A modernidade de Mário de Andrade

Figura maior do modernismo brasileiro, ícone da Semana da Arte Moderna de 1922, criador de um personagem que parecer andar por aí, o impagável Macunaíma, Mário de Andrade virou instituição nacional. Faltava-lhe, porém, uma biografia. Está feito. O título é vasto como o seu objeto: “Em busca da alma brasileira – biografia de Mário de Andrade” (Estação Brasil). Leva a assinatura do jornalista e romancista Jason Tércio, que já se destacou com “Órfão da tempestade, a vida de Carlinhos de Oliveira”. Nesta entrevista, o biógrafo põe o biografado em cena como um personagem complexo, completo e boêmio.

 

Caderno de Sábado – Por que uma biografia de Mario de Andrade?

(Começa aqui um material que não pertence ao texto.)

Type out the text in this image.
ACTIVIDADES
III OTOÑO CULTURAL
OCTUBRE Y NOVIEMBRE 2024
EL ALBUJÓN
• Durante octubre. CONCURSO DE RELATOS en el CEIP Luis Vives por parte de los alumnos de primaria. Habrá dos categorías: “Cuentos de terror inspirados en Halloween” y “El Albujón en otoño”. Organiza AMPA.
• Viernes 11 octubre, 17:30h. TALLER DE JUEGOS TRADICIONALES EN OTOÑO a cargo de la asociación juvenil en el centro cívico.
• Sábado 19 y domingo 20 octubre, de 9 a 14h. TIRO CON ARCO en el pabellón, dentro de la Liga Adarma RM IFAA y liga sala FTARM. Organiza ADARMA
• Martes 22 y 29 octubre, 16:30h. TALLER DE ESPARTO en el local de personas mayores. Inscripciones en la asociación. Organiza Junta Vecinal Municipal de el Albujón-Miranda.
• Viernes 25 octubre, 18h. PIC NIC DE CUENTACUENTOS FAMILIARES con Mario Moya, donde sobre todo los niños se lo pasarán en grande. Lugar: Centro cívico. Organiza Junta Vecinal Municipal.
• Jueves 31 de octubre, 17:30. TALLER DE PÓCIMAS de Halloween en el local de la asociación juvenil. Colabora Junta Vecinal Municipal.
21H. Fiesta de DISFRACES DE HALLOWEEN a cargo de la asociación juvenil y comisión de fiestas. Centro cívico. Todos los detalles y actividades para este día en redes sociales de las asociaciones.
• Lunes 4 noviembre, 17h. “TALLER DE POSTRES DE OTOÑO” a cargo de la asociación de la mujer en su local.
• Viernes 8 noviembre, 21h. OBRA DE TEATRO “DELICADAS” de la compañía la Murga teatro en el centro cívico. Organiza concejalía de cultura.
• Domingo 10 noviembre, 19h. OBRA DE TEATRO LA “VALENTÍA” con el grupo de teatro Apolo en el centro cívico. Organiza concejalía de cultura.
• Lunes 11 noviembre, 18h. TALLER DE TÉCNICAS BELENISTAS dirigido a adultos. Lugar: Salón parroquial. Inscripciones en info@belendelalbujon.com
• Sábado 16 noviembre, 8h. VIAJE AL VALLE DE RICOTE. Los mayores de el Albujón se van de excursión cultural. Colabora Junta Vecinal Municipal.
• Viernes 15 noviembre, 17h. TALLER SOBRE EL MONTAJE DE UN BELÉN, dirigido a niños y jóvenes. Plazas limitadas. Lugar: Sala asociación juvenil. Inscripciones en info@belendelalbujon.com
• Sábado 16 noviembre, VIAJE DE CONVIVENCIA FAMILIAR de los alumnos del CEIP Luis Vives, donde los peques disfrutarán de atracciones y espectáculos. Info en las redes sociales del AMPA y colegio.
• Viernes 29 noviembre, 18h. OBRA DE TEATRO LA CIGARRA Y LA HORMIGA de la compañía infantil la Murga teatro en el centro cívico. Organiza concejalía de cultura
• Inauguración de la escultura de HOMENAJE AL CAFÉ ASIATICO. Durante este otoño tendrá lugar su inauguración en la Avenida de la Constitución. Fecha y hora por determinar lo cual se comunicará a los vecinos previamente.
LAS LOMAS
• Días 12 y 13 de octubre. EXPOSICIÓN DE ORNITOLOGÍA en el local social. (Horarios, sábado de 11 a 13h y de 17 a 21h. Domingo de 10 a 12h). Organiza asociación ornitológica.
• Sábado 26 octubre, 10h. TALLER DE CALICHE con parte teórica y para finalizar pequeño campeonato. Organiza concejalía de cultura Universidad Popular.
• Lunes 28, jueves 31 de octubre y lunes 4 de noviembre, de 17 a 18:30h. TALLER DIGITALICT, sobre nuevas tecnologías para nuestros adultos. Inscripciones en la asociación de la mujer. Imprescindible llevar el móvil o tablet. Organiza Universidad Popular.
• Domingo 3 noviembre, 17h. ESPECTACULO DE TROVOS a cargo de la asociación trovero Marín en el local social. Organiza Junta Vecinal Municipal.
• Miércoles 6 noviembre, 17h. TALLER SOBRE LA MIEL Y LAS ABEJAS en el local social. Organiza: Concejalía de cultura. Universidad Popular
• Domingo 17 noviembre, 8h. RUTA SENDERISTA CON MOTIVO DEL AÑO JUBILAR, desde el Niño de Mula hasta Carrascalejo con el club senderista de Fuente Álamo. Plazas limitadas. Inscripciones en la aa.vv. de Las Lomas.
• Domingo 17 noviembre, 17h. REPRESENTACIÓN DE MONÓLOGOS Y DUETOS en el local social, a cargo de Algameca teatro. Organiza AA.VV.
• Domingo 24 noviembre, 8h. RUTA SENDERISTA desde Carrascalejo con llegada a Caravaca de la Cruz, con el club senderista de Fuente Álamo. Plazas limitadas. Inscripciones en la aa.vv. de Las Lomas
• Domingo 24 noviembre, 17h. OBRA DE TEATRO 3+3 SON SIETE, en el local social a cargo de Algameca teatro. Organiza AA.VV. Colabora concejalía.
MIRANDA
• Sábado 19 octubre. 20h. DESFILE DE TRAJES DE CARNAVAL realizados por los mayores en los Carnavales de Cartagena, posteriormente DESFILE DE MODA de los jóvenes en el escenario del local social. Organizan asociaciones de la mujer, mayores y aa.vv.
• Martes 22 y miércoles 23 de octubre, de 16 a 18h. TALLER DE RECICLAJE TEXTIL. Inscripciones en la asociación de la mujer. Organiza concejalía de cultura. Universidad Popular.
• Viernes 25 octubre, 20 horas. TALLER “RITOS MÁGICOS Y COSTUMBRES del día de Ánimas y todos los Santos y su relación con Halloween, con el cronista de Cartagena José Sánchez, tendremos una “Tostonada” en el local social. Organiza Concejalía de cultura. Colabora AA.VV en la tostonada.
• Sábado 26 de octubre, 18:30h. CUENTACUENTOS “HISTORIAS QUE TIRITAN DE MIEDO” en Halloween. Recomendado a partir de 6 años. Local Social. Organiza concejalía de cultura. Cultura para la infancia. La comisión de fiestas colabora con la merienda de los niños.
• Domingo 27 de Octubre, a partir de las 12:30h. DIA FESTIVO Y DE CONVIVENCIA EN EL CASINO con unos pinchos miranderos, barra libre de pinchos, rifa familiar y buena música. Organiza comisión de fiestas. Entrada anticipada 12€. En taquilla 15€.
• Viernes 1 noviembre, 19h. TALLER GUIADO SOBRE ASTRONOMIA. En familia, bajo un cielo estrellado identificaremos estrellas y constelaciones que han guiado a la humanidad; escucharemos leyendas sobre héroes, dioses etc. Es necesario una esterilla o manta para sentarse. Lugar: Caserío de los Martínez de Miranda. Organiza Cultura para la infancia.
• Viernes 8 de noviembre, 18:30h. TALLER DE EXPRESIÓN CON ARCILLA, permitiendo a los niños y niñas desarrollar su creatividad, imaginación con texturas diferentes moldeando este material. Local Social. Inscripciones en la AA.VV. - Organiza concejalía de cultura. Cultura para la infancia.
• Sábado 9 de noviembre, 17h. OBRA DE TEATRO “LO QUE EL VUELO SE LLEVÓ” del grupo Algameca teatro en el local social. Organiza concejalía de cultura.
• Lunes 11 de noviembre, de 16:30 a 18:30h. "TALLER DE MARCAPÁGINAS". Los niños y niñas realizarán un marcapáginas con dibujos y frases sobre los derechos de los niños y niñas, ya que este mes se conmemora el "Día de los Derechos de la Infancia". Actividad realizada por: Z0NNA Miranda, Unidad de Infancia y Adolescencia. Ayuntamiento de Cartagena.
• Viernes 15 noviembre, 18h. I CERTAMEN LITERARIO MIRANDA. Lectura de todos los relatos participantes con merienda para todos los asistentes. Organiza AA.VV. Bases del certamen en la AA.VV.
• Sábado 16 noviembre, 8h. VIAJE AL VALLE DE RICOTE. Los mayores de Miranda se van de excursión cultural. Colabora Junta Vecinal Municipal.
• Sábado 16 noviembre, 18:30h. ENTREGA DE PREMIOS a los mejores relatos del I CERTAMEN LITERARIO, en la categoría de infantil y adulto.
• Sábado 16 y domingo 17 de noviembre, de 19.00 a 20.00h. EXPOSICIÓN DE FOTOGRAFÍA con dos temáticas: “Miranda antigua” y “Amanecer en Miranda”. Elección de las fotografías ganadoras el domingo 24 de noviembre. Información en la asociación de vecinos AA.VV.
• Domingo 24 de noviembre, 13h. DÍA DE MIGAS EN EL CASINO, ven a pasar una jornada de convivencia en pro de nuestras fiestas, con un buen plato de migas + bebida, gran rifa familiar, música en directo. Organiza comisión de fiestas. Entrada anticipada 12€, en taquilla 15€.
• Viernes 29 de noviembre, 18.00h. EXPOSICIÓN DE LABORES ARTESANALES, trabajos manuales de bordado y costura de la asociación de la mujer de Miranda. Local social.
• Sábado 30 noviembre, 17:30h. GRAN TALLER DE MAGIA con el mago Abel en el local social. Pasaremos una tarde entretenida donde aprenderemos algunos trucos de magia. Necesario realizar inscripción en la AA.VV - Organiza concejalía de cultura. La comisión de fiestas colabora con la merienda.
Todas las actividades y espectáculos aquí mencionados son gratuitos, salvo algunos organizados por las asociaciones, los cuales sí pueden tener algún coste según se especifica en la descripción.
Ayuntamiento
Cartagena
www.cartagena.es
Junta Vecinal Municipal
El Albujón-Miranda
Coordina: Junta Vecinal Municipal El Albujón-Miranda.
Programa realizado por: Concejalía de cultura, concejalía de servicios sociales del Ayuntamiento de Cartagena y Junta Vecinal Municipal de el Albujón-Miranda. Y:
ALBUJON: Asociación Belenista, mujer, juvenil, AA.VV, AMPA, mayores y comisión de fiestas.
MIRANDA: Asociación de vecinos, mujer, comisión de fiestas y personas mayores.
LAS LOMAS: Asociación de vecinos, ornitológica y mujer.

Jasom Tércio – Ele sempre foi o principal líder do modernismo. Teve uma grandeza não só como escritor, mas também como agitador cultural. A primeira vez que falaram na necessidade de uma biografia de Mário de Andrade foi em 1970, 25 anos depois da morte dele. Estou preenchendo uma lacuna, cumprindo uma missão. O grande problema para contar a vida dele foi que 99% das pessoas que conviveram com ele já morreram. Eu tive, então, de recorrer basicamente a documentos e arquivos. Essa falta de testemunhas não chegou a afetar o meu trabalho. Se encontrasse pessoas vivas, elas estariam muito idosas e certamente com a memória não muito boa. É mais um livro de história que jornalístico. O interesse dos acadêmicos, quando se trata de figuras como Mário de Andrade, é por aspectos específicos da obra. Havia uma imagem do Mário, como intelectual e ser humana, que não corresponde ao que ele foi realmente. Ele não era uma figura austera, intelectual de gabinete, como se pensa, um católico fervoroso só preocupado com igreja, mas um personagem solar, um cara festeiro, boêmio, que gostava de viver a vida, embora muito dedicado ao seu trabalho, metódico, disciplinado, muito organizado, focado. Só que ele sabia separar muito bem as coisas, momento de trabalhar, momento de curtir a vida.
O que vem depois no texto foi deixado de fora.